The firm specialises in auditing (led by Teo), tax (led by Sim), plus secretarial and accounting services to cater for clients of all sizes.

After 36 years running the business together, Sim is convinced there are more advantages than disadvantages in running a practice with one’s spouse. ‘An obvious advantage is that I have someone who truly understands me. 

‘In addition, we have different strengths so, for example, Teo handles office administration more efficiently than me and the firm’s finances and cash flows are therefore well taken care of,’ says Sim, adding that his wife still takes charge of the office accounts, including the submission of the Goods and Services Tax 03 Returns. 

But being partners in life and at work is not always plain sailing. There can be ‘drawbacks’, Sim admits.

‘Our conversations at home can be very work orientated, making it hard to switch off. All our office payments, including my salary, have to be approved by Teo,’ he says, wondering aloud, tongue in cheek, whether this is perhaps actually a disadvantage.

On the tricky question of who really heads the firm, Teo gives a ready answer. ‘We are both equal partners and head up different fields,’ she says.

For Sim, the question of who is in charge is not an issue of contention. He stresses that having worked together for so long, it is generally ‘very easy’ to make decisions. 

‘For more complicated matters, we will normally act by mutual consensus, but in certain situations, one of us may be better placed to make the decision. For example, we have agreed that in the area of auditing, my wife will make the key decisions and vice versa for taxation,’ he explains.

Sim and Teo are proud that their firm is now one of the more established practices in Melaka but both admit it was not always easy.

‘To establish our firm, we worked extremely hard in the early years – so this meant never taking a day off and probably overworking ourselves. At the same time, we were raising our children, making it even more challenging to maintain a work-life balance. I am happy to say that we have a much better balance now,’ says Sim.

Their main challenge is to pass the firm on to the next generation and ensure the succession of the brand.

The right qualification

A family where both the parents and all the children are ACCA qualified is rare. Teo has no doubt that ACCA was the right choice not only for her and her husband, but for their children as well.

‘The ACCA syllabus covers a wide range of areas which help to prepare accountants for working life. It also makes our recruitment process easier as we know any candidates with the qualification will have a minimum skillset. 

‘In addition, we have clients asking us a variety of questions and the ACCA Qualification helps to provide a good starting point,’ she adds.

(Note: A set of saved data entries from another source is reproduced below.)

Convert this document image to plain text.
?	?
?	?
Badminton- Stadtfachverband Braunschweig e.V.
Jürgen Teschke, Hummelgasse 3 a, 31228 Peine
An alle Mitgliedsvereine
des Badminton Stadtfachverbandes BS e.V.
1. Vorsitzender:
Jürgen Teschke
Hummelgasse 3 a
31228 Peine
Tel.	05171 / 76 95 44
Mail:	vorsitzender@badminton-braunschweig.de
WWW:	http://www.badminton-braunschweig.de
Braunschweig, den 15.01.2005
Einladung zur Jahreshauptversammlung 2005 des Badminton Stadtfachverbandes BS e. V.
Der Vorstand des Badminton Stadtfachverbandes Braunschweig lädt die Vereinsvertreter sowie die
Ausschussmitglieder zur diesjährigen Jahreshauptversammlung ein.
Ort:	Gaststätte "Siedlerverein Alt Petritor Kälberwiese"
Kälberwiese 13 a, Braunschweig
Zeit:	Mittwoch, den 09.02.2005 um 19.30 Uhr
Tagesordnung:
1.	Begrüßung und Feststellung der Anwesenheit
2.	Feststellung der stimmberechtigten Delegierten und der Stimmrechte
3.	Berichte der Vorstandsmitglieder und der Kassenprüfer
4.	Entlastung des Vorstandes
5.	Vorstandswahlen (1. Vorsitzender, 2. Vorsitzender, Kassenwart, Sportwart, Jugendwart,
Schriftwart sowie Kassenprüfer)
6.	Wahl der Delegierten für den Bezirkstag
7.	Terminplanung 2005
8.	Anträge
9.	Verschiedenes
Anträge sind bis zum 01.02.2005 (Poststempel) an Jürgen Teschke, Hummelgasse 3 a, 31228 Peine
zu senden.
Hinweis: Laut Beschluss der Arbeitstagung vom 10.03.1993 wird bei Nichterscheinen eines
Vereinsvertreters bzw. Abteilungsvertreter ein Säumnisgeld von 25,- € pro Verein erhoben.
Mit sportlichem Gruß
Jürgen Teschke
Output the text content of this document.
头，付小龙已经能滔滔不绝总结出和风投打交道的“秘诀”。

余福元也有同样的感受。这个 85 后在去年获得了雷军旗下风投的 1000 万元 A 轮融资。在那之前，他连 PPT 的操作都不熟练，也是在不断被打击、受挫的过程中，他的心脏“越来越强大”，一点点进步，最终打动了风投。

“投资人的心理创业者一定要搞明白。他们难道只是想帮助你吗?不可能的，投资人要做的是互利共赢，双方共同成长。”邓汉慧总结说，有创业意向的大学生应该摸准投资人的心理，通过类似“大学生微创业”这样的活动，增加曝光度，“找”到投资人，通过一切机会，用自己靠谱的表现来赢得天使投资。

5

Sim says he took up the ACCA Qualification because he was ‘determined to be a successful accountant’ and so wanted to obtain a recognised accountancy qualification. 

‘I found that not only is ACCA recognised in Malaysia, but worldwide too. So I commuted daily to a college an hour away, as they offered the ACCA Qualification through afternoon and evening classes. 

Prior to his ACCA studies, Sim worked part-time as a teacher in a Chinese independent school. ‘Whilst I enjoyed this immensely, I wanted to utilise my free time to learn a new skill which would allow me to support myself financially. I found that accountancy offered a strong career path and reasonable course costs’. 

Teo had her heart set on an accountancy career from the outset – though it was not such a popular career option back then. 

‘I had already decided that accountancy was my career of choice and I wanted to excel at it. ACCA was the most attractive option as it is recognised worldwide,’ she adds.

In fact, life could have been very different for Teo if she had not opted for ACCA. ‘I did a year as an apprentice to a quantity surveyor and was responsible for surveying the Seremban-KL highway. 

Wise choice

‘However, as the weather is so hot in Malaysia, I decided to change profession! Family members recommended accountancy as a good career choice as well as one with affordable course fees,’ she adds.

For Sim and Teo, the choice has paid off and they haven’t looked back.